Nel mercato del lavoro, dove aumenta il tasso di occupazione (61,6%) permangono sensibili differenze di genere. Il gap tra uomini e donne si riduce per quanto riguarda la permanenza in lavori instabili e la bassa retribuzione mentre si amplia per la quota di occupati sovraistruiti.

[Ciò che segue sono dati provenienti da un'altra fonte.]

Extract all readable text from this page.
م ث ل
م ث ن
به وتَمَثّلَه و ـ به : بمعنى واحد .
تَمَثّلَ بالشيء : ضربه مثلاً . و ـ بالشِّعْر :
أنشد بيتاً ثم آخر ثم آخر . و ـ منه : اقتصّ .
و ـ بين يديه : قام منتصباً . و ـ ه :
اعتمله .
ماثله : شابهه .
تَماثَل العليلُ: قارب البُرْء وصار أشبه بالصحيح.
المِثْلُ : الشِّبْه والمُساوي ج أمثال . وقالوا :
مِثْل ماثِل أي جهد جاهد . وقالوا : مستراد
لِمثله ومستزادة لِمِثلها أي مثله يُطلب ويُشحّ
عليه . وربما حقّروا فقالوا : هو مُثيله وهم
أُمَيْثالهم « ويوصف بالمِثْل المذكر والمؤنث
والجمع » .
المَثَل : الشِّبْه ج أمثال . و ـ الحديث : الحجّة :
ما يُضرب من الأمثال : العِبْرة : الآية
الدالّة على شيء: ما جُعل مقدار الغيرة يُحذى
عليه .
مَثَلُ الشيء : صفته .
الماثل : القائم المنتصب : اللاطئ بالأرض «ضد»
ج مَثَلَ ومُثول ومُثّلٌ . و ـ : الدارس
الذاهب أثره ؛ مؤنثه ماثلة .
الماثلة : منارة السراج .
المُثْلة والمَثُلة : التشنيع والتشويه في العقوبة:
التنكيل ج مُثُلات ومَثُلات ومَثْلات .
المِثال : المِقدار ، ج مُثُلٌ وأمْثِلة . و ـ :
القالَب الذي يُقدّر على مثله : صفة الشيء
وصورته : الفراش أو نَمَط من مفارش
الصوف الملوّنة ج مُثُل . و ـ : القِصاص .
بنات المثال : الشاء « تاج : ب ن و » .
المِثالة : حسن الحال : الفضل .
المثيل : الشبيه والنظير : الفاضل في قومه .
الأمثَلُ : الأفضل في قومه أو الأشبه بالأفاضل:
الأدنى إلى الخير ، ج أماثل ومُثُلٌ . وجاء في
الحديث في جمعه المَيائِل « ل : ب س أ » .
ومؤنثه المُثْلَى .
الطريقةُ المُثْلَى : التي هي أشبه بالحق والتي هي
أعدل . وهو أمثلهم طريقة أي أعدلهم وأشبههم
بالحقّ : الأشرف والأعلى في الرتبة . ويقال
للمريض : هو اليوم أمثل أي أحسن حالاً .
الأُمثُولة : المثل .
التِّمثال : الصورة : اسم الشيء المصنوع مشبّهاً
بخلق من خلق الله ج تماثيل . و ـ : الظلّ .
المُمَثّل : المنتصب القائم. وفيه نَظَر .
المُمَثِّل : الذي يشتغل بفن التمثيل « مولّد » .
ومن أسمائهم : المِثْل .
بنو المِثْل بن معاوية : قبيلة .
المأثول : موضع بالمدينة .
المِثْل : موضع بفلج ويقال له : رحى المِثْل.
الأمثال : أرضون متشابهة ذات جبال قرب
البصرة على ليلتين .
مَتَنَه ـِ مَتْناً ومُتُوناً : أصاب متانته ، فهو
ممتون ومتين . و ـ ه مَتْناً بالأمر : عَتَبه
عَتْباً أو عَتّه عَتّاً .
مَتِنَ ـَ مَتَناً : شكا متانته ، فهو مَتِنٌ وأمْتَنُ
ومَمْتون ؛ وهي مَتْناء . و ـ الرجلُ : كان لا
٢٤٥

Costante, ma in ulteriore divaricazione rispetto alla media Ue, la quota di occupati in part-time involontario, che si colloca poco al di sotto del 12% e rimane particolarmente elevata tra le donne (19,1% contro 6,5% per gli uomini).
Per la componente femminile segnali di difficoltà provengono anche dal rapporto tra il tasso di occupazione delle donne con figli piccoli e quello delle donne senza figli che, dopo cinque anni di aumento, torna a diminuire (da 78% a 76%) a seguito di una riduzione del tasso per le prime e di un aumento per le seconde.
Quanto al benessere economico, crescono i redditi e le disuguaglianze, ma peggiorano le condizioni delle nuove generazioni. Nel 2016 continua ad aumentare il reddito disponibile delle famiglie consumatrici (+1,6% rispetto all’anno precedente); in termini pro capite, il reddito medio disponibile è pari a 18.191 euro.
La disponibilità di dati sulla distribuzione del reddito al 2015 consente di rilevare un incremento più intenso per il quinto più ricco della popolazione, trainato dalla decisa crescita nella fascia alta dei redditi da lavoro autonomo, che avevano registrato ampie flessioni negli anni precedenti. Di conseguenza, è aumentata la disuguaglianza: il rapporto tra il reddito posseduto nel 2015 dal 20% della popolazione con i redditi più alti e il 20% con i redditi più bassi è salito a 6,3 dal 5,8 registrato nel 2014.
La capacità dell’Italia di favorire prospettive di occupazione altamente qualificata per i laureati italiani continua a mostrare segnali decisamente negativi, soprattutto per il Mezzogiorno. Nel 2016 circa 16mila laureati italiani tra i 25 e i 39 anni hanno lasciato il nostro paese e poco più di 5mila sono rientrati, confermando il trend negativo del tasso di migratorietà dei giovani laureati registrato negli ultimi anni (-4,5 per 1.000 nel 2016; -4,2 nel 2015; -2,4 nel 2012).
Le differenze territoriali confermano lo svantaggio di buona parte delle regioni del Mezzogiorno per quanto riguarda la spesa in R&S, l’occupazione in professioni culturali e creative e la mobilità dei laureati. Nel 2016 la quota più elevata di professioni culturali e creative è concentrata in alcune regioni del Centro (3,6% nel Lazio e 3,4% in Toscana) mentre nel Mezzogiorno si registra un valore medio (1,9%) ampiamente sotto la media nazionale (2,6%).